2.  Me, my mother, my MIL, my grandmothers, my SILs have all lost babies/children and we have not expected others to shoulder our loss by feeling guilty for celebrating Mother's Day in the way they see fit.  

3.  If someone has "furr babies" instead of human babies and it means something to them to celebrate Mother's Day anyway why should that bother me?  (FTR, one of my mother's closest friends has two daughters, neither of which can have children.
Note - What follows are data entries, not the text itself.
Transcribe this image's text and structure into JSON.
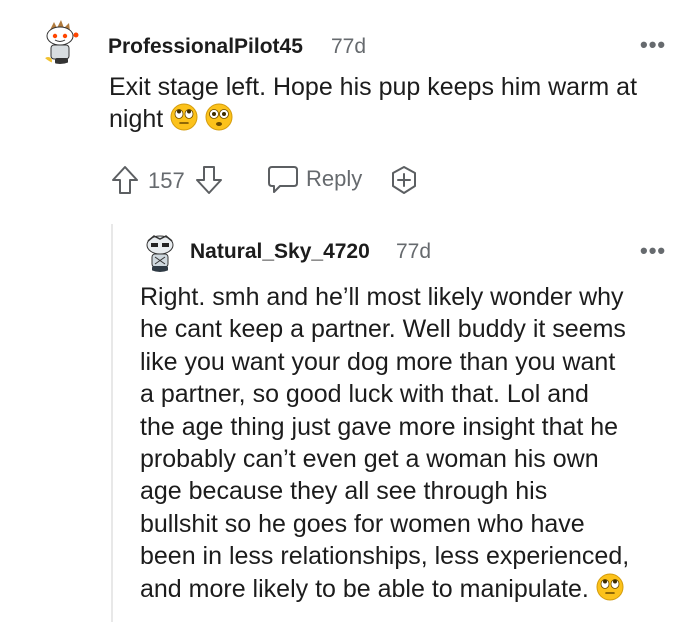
{
  "comment1": {
    "username": "ProfessionalPilot45",
    "time": "77d",
    "more": "•••",
    "text": "Exit stage left. Hope his pup keeps him warm at night",
    "emojis": [
      "face-with-rolling-eyes",
      "flushed-face"
    ],
    "upvotes": "157",
    "reply_label": "Reply"
  },
  "comment2": {
    "username": "Natural_Sky_4720",
    "time": "77d",
    "more": "•••",
    "lines": [
      "Right. smh and he’ll most likely wonder why",
      "he cant keep a partner. Well buddy it seems",
      "like you want your dog more than you want",
      "a partner, so good luck with that. Lol and",
      "the age thing just gave more insight that he",
      "probably can’t even get a woman his own",
      "age because they all see through his",
      "bullshit so he goes for women who have",
      "been in less relationships, less experienced,",
      "and more likely to be able to manipulate."
    ],
    "emojis": [
      "face-with-rolling-eyes"
    ]
  }
}
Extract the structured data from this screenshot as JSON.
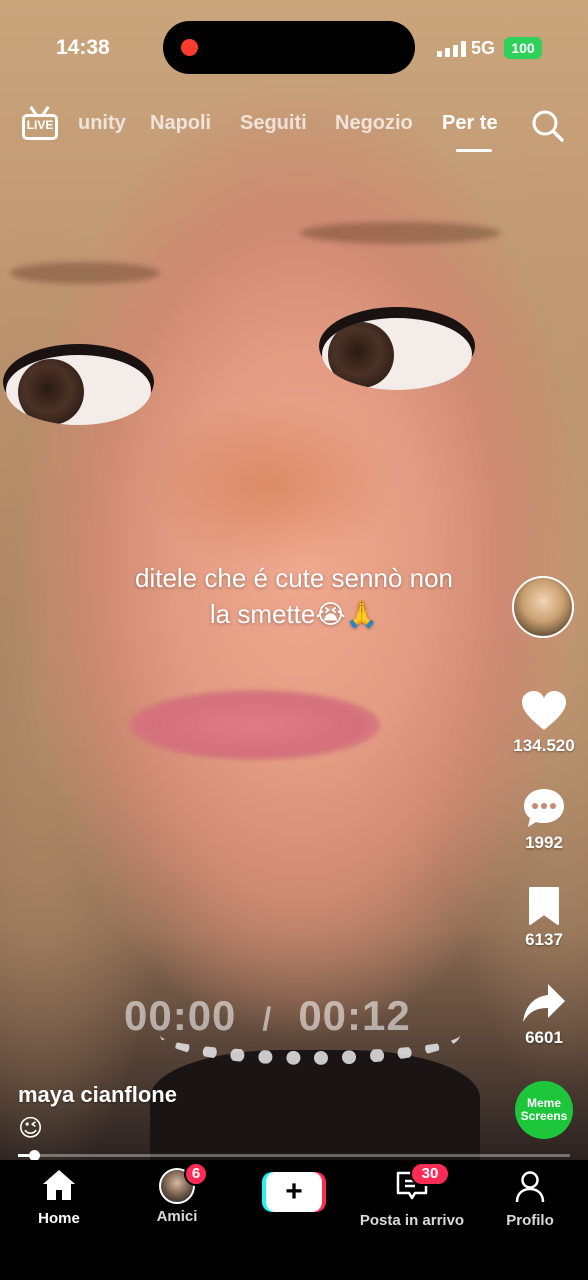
{
  "status_bar": {
    "time": "14:38",
    "network": "5G",
    "battery": "100"
  },
  "top_nav": {
    "live_label": "LIVE",
    "tabs": [
      {
        "label": "unity"
      },
      {
        "label": "Napoli"
      },
      {
        "label": "Seguiti"
      },
      {
        "label": "Negozio"
      },
      {
        "label": "Per te"
      }
    ],
    "active_tab": "Per te"
  },
  "video": {
    "caption_line1": "ditele che é cute sennò non",
    "caption_line2": "la smette😭🙏",
    "elapsed": "00:00",
    "separator": "/",
    "duration": "00:12",
    "progress": 0.02
  },
  "author": {
    "name": "maya cianflone",
    "description": "😉"
  },
  "actions": {
    "likes": "134.520",
    "comments": "1992",
    "saves": "6137",
    "shares": "6601"
  },
  "sound": {
    "label": "Meme Screens"
  },
  "bottom_nav": {
    "home": "Home",
    "friends": "Amici",
    "friends_badge": "6",
    "create": "+",
    "inbox": "Posta in arrivo",
    "inbox_badge": "30",
    "profile": "Profilo"
  },
  "colors": {
    "accent": "#fe2c55",
    "cyan": "#25f4ee",
    "battery": "#30d158",
    "sound_disc": "#1ec63c"
  }
}
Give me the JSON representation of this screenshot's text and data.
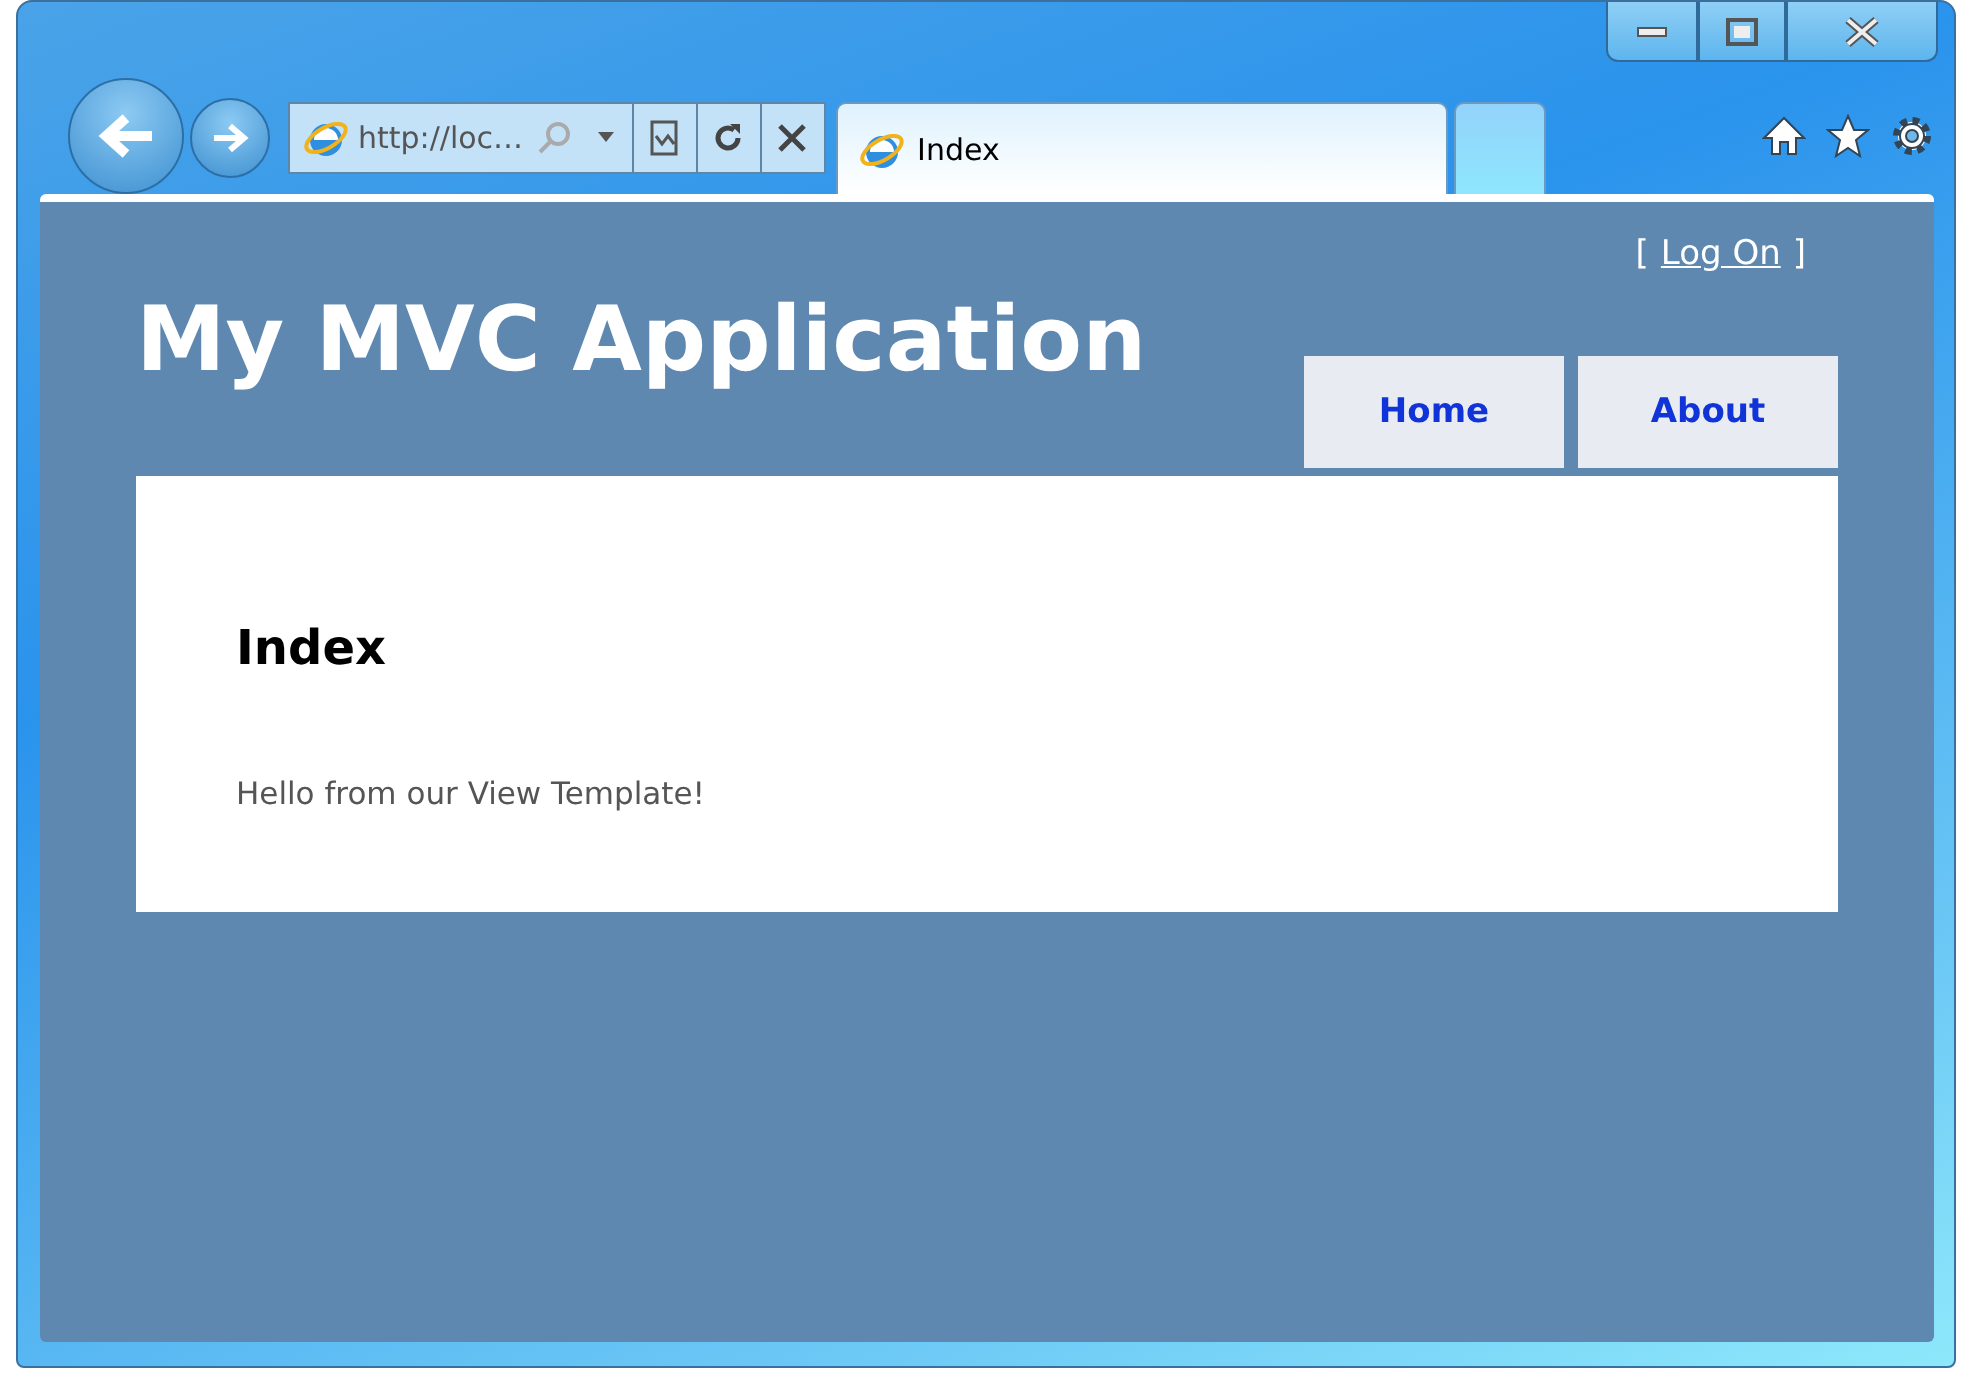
{
  "browser": {
    "address": "http://loc…",
    "tab_title": "Index"
  },
  "page": {
    "login": {
      "open_bracket": "[",
      "link": "Log On",
      "close_bracket": "]"
    },
    "title": "My MVC Application",
    "nav": [
      {
        "label": "Home"
      },
      {
        "label": "About"
      }
    ],
    "heading": "Index",
    "body": "Hello from our View Template!"
  }
}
She has fur grandbabies and they do celebrate being mommies/grandmommy to fur babies.  It makes them happy, they enjoy their celebrations and IMHO it is none of my business or anyone else's how they celebrate or don't celebrate MD.)

4.  Absolutely I would not want to rub salt in someone else's wounds and would try to respect someone else's feelings with regard to MD.  I know how horribly painful this day can be.  On the flip side of that coin I would hope that others would respect that celebrating MD may be beneficial/joyful to someone else and I would never want to take that from them.  I would also hope that people would keep in mind that we never really know what is happening behind closed doors and who is dealing with what.  For some, celebrating MD helps to heal wounds.  

 

Hugs of comfort to those who are hurting.  Hugs of joy to those who are celebrating.

 

Best wishes to all.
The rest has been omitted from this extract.